TDP‐43 regulates the ubiquitination degradation of BMAL1, cellular glucoseutilization and energy absorption

Abstract Background Circadian rhythm disorder is not only a characteristic of neurodegenerative diseases but may participate in driving the pathological development in early stages of these diseases. Transactive response DNA‐binding protein of 43 kDa (TDP‐43) knockdown and its pathological aggregation are associated with severe neurodegenerative diseases such as amyotrophic lateral sclerosis. Methods C57BL/6 mice were sleep deprived and sarcrificed at ZT0, ZT6, ZT12, and ZT18 and detected by Western blots. M17 cells infected with Lenti/TDP‐43 KO and then performed to RNA sequencing, and detected by qPCR to verify the RNA‐seq results. Mice were intracerebroventricular injected with AAV/shTDP‐43 and detected by Western blots and qPCR. HEK‐293T cells were transfected with TDP‐43, TDP‐43 KO or treated with MG132 or cycoheximide and performed to immunoprecipitation and detected by Western blots.
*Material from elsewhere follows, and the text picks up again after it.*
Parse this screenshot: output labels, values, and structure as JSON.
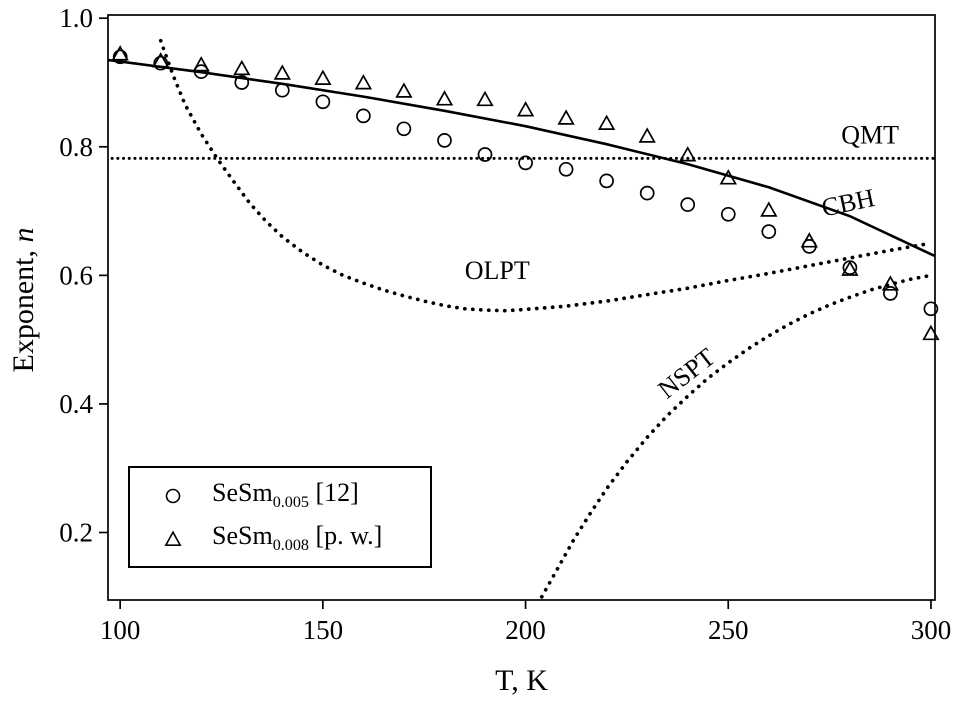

Results Herein we found that TDP‐43 expression exhibited rhythmic patterns and regulated the expression of multiple circadian genes such as BMAL1, CLOCK, CRY1, and PER2, particularly affecting the mRNA and protein levels of BMAL1; knockdown of TDP‐43 in mice brain also changed the autonomous circadian wheel behavior, cognitive and balance ability of the animal. Further, we discovered that TDP‐43 could at least regulate the expression and alternative splicing of USP13, thereby affecting the protein level of USP13 and the ubiquitin‐mediated degradation of BMAL1 and regulated the AMPK signaling pathway, resulted in changing the cellular glucose uptake and ATP production. Conclusion Our findings would expand the understanding of the role of TDP‐43 dysfunction in circadian rhythm disruption in neurodegenerative diseases and provide new mechanistic evidences supporting the interaction between circadian rhythm disruption and neurodegeneration.